The four-day work week

Consider the employee who earns $500 a week and has been with your company since gas was $2 a gallon. Assuming an 18-gallon gas tank, when they were hired, the price to get to and from work was $36. That means their take-home pay, minus the amount they pay to travel each week, is $464. Today, with gas at $4 a gallon, that same tank of gas costs $72, leaving you $428, and that’s before taxes! Can they afford to work for you at that salary with so much of their income going into your gas tank?

Enter the four-day work week. By going from five 8-hour days to four 10-hour days, that same employee can save a significant 20% or about $14.40 on gas each week. Savings like that could equate to a free tank of gas every five weeks.

telecommuting

Telecommuting is an alternative to voluntary work in which the employee carries out his work in a place other than the office, usually at home. The impact of this arrangement can be similar to the 4-day week or much more profound depending on the number of days the employee works from home. Obviously, the more days you work from home, the greater the savings in fuel costs. The key to making this work is that the employee’s outside work environment should be a place with minimal distractions that is conducive to getting the job done. They need to have a computer and an Internet connection, access to the company network, or at least their own work PC, a business phone, and any other special items that may be required for their job. For some, this might involve an initial out-of-pocket expense, but that would be easily offset by savings.

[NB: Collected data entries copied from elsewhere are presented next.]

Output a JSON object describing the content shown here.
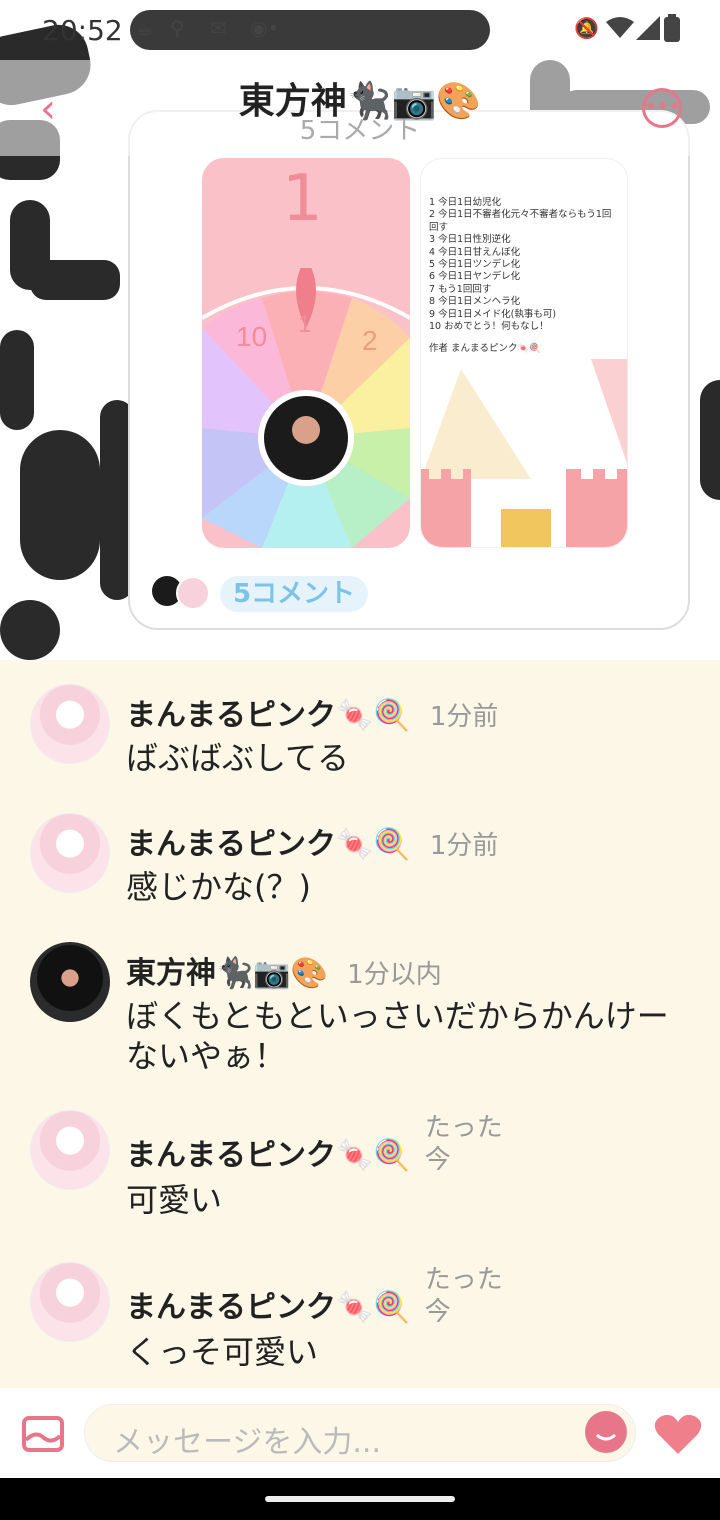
{
  "status": {
    "time": "20:52",
    "left_icons": [
      "coffee-icon",
      "scooter-icon",
      "mail-icon",
      "app-icon"
    ],
    "right_icons": [
      "bell-off-icon",
      "wifi-icon",
      "signal-icon",
      "battery-icon"
    ]
  },
  "header": {
    "title": "東方神🐈‍⬛📷🎨",
    "subtitle": "5コメント"
  },
  "post": {
    "screenshot_left": {
      "numbers": [
        "1",
        "2",
        "10",
        "1"
      ]
    },
    "screenshot_right": {
      "list": [
        "1 今日1日幼児化",
        "2 今日1日不審者化元々不審者ならもう1回回す",
        "3 今日1日性別逆化",
        "4 今日1日甘えんぼ化",
        "5 今日1日ツンデレ化",
        "6 今日1日ヤンデレ化",
        "7 もう1回回す",
        "8 今日1日メンヘラ化",
        "9 今日1日メイド化(執事も可)",
        "10 おめでとう！何もなし！",
        "作者 まんまるピンク🍬🍭"
      ]
    },
    "comment_chip": "5コメント"
  },
  "comments": [
    {
      "name": "まんまるピンク🍬🍭",
      "time": "1分前",
      "text": "ばぶばぶしてる",
      "avatar": "pink"
    },
    {
      "name": "まんまるピンク🍬🍭",
      "time": "1分前",
      "text": "感じかな(？)",
      "avatar": "pink"
    },
    {
      "name": "東方神🐈‍⬛📷🎨",
      "time": "1分以内",
      "text": "ぼくもともといっさいだからかんけーないやぁ！",
      "avatar": "dark"
    },
    {
      "name": "まんまるピンク🍬🍭",
      "time": "たった今",
      "text": "可愛い",
      "avatar": "pink"
    },
    {
      "name": "まんまるピンク🍬🍭",
      "time": "たった今",
      "text": "くっそ可愛い",
      "avatar": "pink"
    }
  ],
  "input": {
    "placeholder": "メッセージを入力..."
  },
  "colors": {
    "accent": "#e8768a",
    "background": "#fdf7e8",
    "chip": "#7cc3e8"
  }
}
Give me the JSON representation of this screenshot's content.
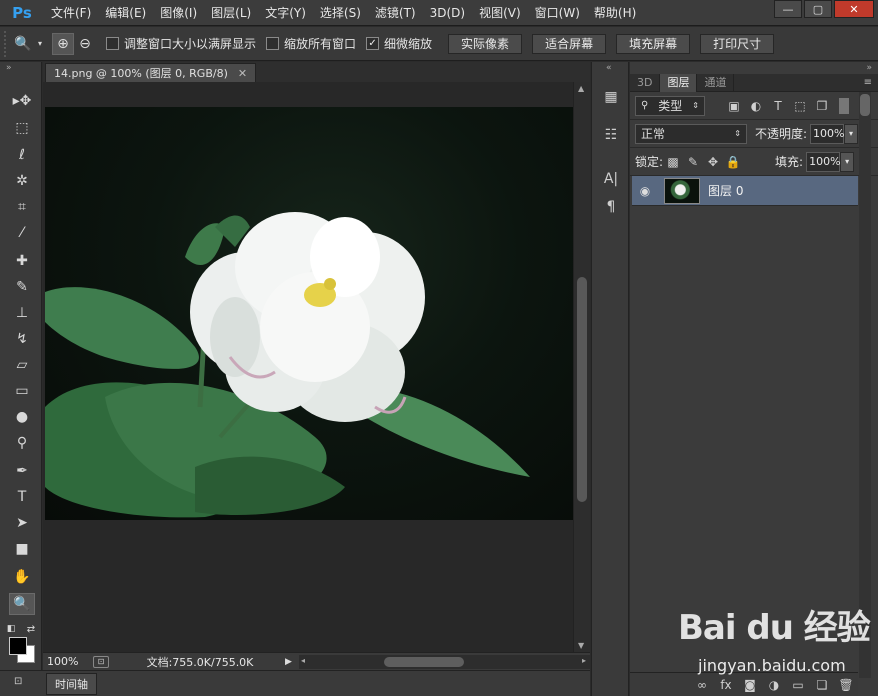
{
  "app": {
    "logo": "Ps"
  },
  "menu": [
    "文件(F)",
    "编辑(E)",
    "图像(I)",
    "图层(L)",
    "文字(Y)",
    "选择(S)",
    "滤镜(T)",
    "3D(D)",
    "视图(V)",
    "窗口(W)",
    "帮助(H)"
  ],
  "options": {
    "checkbox_resize": "调整窗口大小以满屏显示",
    "checkbox_resize_checked": false,
    "checkbox_zoom_all": "缩放所有窗口",
    "checkbox_zoom_all_checked": false,
    "checkbox_scrubby": "细微缩放",
    "checkbox_scrubby_checked": true,
    "btn_actual": "实际像素",
    "btn_fit": "适合屏幕",
    "btn_fill": "填充屏幕",
    "btn_print": "打印尺寸"
  },
  "document": {
    "tab_title": "14.png @ 100% (图层 0, RGB/8)",
    "zoom": "100%",
    "info": "文档:755.0K/755.0K"
  },
  "timeline": {
    "label": "时间轴"
  },
  "panel": {
    "tabs": [
      "3D",
      "图层",
      "通道"
    ],
    "active_tab": "图层",
    "filter_kind": "类型",
    "blend_mode": "正常",
    "opacity_label": "不透明度:",
    "opacity_value": "100%",
    "lock_label": "锁定:",
    "fill_label": "填充:",
    "fill_value": "100%",
    "layer_name": "图层 0"
  },
  "watermark": {
    "logo": "Bai du 经验",
    "url": "jingyan.baidu.com"
  }
}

While telecommuting is not appropriate for all jobs, for those who can (certain professionals, administrative staff, sales staff, and executives) it has certain benefits including lower fuel costs and less time in voluntary solitary confinement (VSC). for its acronym in English) of their cars -with all the mechanical wear and tear that this implies- staring at the back of the head of the VSC inmate in front of you.

shared trips

Putting together a rideshare program is an excellent alternative to changing work schedules and locations. As long as the carpool members are reasonably close to each other and work similar or identical hours, then there should be no problem. It can be as easy as advertising the program and its benefits to your employees and creating a sign-in sheet for rideshare assignments.

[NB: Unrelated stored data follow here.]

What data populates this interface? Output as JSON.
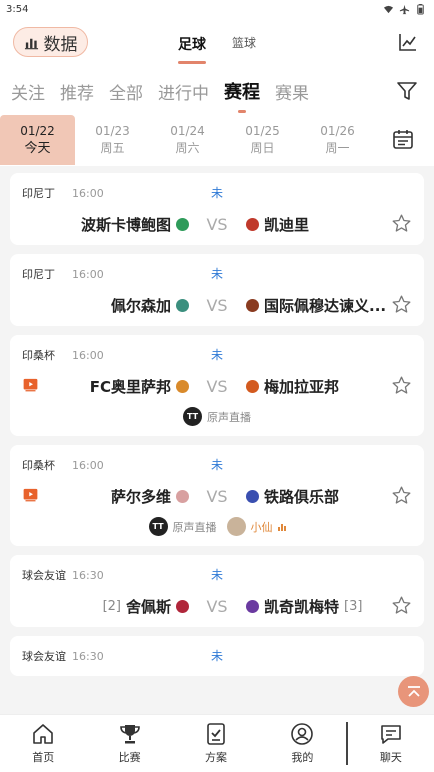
{
  "status_bar": {
    "time": "3:54"
  },
  "header": {
    "data_button": "数据",
    "sport_tabs": [
      {
        "label": "足球",
        "active": true
      },
      {
        "label": "篮球",
        "active": false
      }
    ]
  },
  "categories": [
    {
      "label": "关注",
      "active": false
    },
    {
      "label": "推荐",
      "active": false
    },
    {
      "label": "全部",
      "active": false
    },
    {
      "label": "进行中",
      "active": false
    },
    {
      "label": "赛程",
      "active": true
    },
    {
      "label": "赛果",
      "active": false
    }
  ],
  "dates": [
    {
      "date": "01/22",
      "weekday": "今天",
      "active": true
    },
    {
      "date": "01/23",
      "weekday": "周五",
      "active": false
    },
    {
      "date": "01/24",
      "weekday": "周六",
      "active": false
    },
    {
      "date": "01/25",
      "weekday": "周日",
      "active": false
    },
    {
      "date": "01/26",
      "weekday": "周一",
      "active": false
    }
  ],
  "matches": [
    {
      "league": "印尼丁",
      "time": "16:00",
      "status": "未",
      "home": "波斯卡博鲍图",
      "away": "凯迪里",
      "home_rank": "",
      "away_rank": "",
      "vs": "VS",
      "has_video": false,
      "home_badge_color": "#2e9b5a",
      "away_badge_color": "#c0392b",
      "streams": []
    },
    {
      "league": "印尼丁",
      "time": "16:00",
      "status": "未",
      "home": "佩尔森加",
      "away": "国际佩穆达谏义...",
      "home_rank": "",
      "away_rank": "",
      "vs": "VS",
      "has_video": false,
      "home_badge_color": "#3b8f7e",
      "away_badge_color": "#8a3b20",
      "streams": []
    },
    {
      "league": "印桑杯",
      "time": "16:00",
      "status": "未",
      "home": "FC奥里萨邦",
      "away": "梅加拉亚邦",
      "home_rank": "",
      "away_rank": "",
      "vs": "VS",
      "has_video": true,
      "home_badge_color": "#d98a2b",
      "away_badge_color": "#d35a1f",
      "streams": [
        {
          "type": "official",
          "logo": "TT",
          "label": "原声直播"
        }
      ]
    },
    {
      "league": "印桑杯",
      "time": "16:00",
      "status": "未",
      "home": "萨尔多维",
      "away": "铁路俱乐部",
      "home_rank": "",
      "away_rank": "",
      "vs": "VS",
      "has_video": true,
      "home_badge_color": "#d8a0a0",
      "away_badge_color": "#3a4fb0",
      "streams": [
        {
          "type": "official",
          "logo": "TT",
          "label": "原声直播"
        },
        {
          "type": "user",
          "logo": "",
          "label": "小仙"
        }
      ]
    },
    {
      "league": "球会友谊",
      "time": "16:30",
      "status": "未",
      "home": "舍佩斯",
      "away": "凯奇凯梅特",
      "home_rank": "[2]",
      "away_rank": "[3]",
      "vs": "VS",
      "has_video": false,
      "home_badge_color": "#b0263a",
      "away_badge_color": "#6a3aa0",
      "streams": []
    },
    {
      "league": "球会友谊",
      "time": "16:30",
      "status": "未",
      "home": "",
      "away": "",
      "home_rank": "",
      "away_rank": "",
      "vs": "",
      "has_video": false,
      "home_badge_color": "#999999",
      "away_badge_color": "#999999",
      "streams": []
    }
  ],
  "bottom_nav": [
    {
      "label": "首页",
      "icon": "home-icon"
    },
    {
      "label": "比赛",
      "icon": "trophy-icon"
    },
    {
      "label": "方案",
      "icon": "checklist-icon"
    },
    {
      "label": "我的",
      "icon": "user-icon"
    },
    {
      "label": "聊天",
      "icon": "chat-icon"
    }
  ],
  "colors": {
    "accent": "#e2846b",
    "accent_light": "#f1c7b6",
    "status_blue": "#2f7ad6"
  }
}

One thing you should definitely point out when introducing such a program is the fact that ridesharing is a great way to reduce the cost of travel, something that’s on everyone’s mind these days. To give you an idea of ​​the kind of savings your employees could enjoy with a rideshare agreement, Long Island Transportation Management, Inc., developed a handy calculator [http://www.litm.org/cost.htm]. Assuming your full-time employee’s car gets 20 MPG on a 50-mile round trip, your cost per mile for maintenance, taxes, etc. is typical and who pay about $125 a month for parking, the estimated annual cost of driving alone to work is $10,383. Carpooling with another employee brings that down to $5,191.50; with two others it is $2,595.75 and with three, the annual cost of commuting to work is $1,730.50.

Public transport

As an employer, your local public transportation system may offer a variety of programs and alternatives for your employees. One such program in the Chicago area is called the Transit Benefit Fare Program.

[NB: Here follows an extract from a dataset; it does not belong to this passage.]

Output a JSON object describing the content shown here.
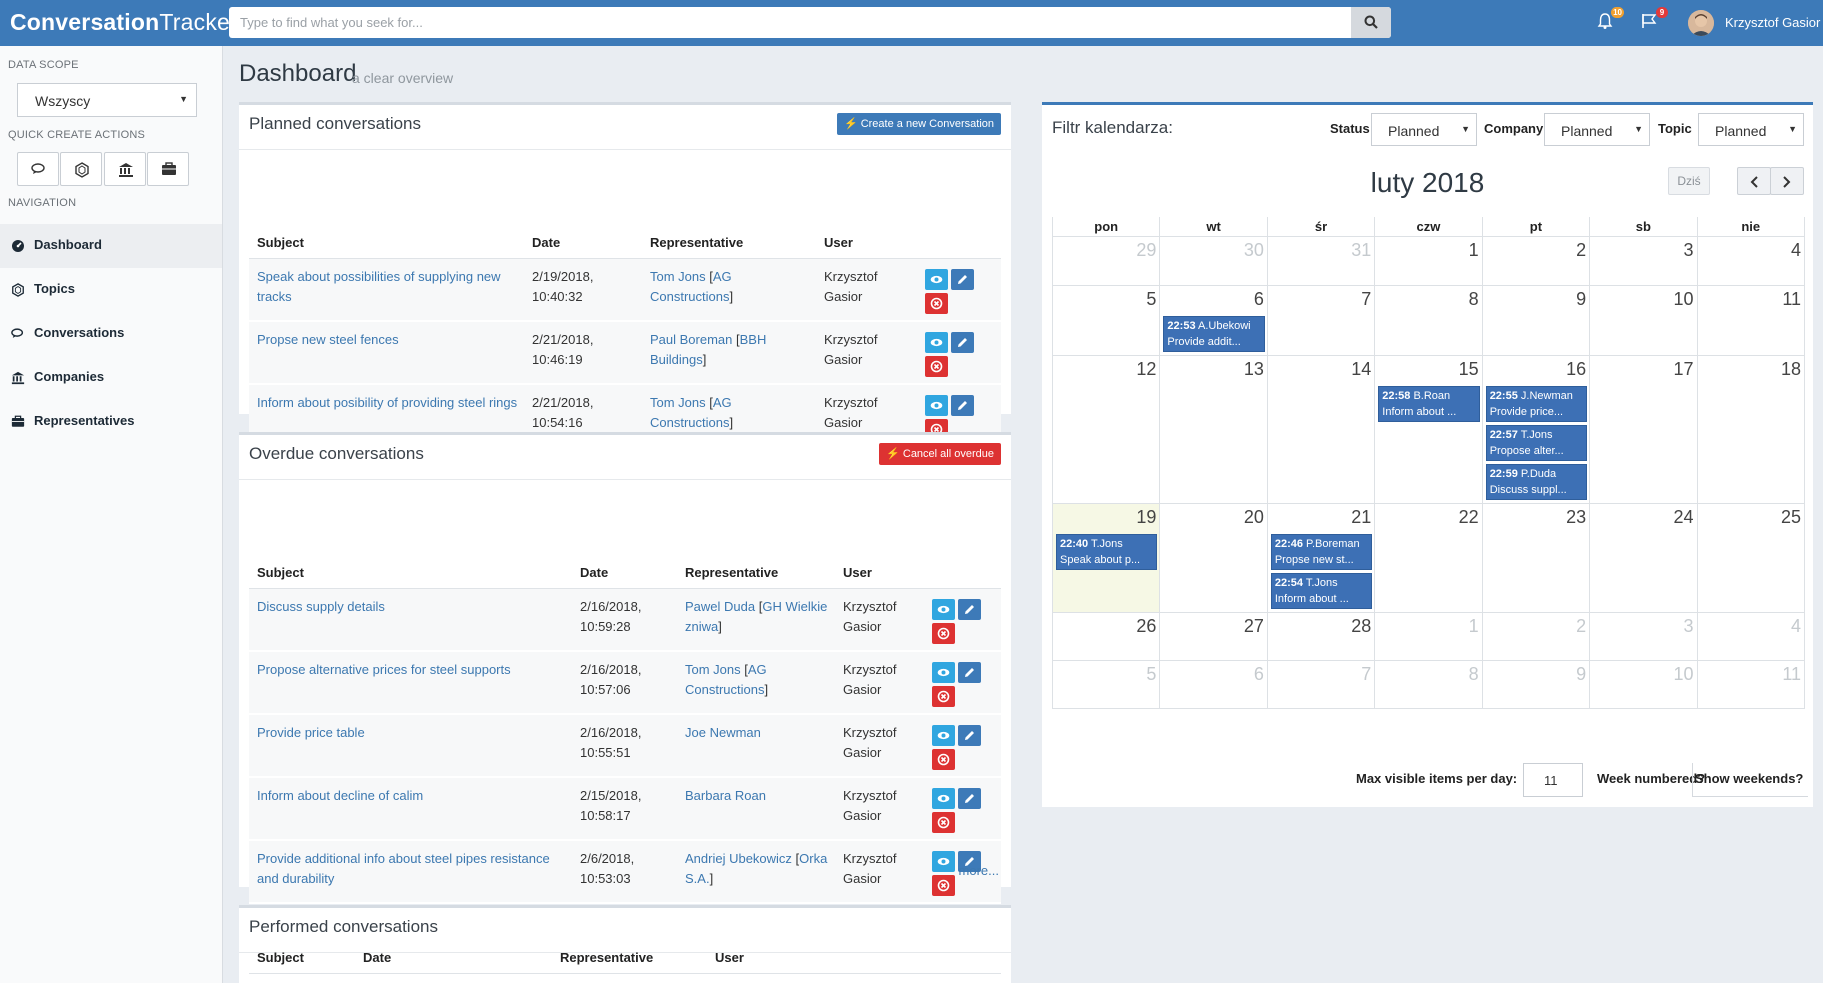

According to the Illinois Regional Transportation Authority, the Transit Benefit Fare Program is a low-cost or no-cost benefit for both employers and employees that allows employees to pay for transportation using pre-tax income in amounts of up to $115 per month ($1,380 per year). Employers have the option of subsidizing this benefit for their employees and, if so, at what level. Regardless, the result would be a reduction in taxes for both the employee and the employer, while employees could purchase various types of means of payment that can be used to get to and from work. Similar programs can be found across the country and go a long way toward making travel easier and much less expensive than driving alone.

The bottom line

Whether it’s helping get public transportation, organizing rideshares, or changing the work environment, whether it’s through telecommuting or a shorter workweek, the fact that you’re trying to take important steps to help your employees in these times Difficult high energy prices will have a marked effect on your workforce. Studies from the early decades of the 20th century showed that workers performed better, showed higher productivity, simply because management paid attention to them. This is an opportunity for you to pay attention to something real and challenging in their lives. You won’t be disappointed with the results.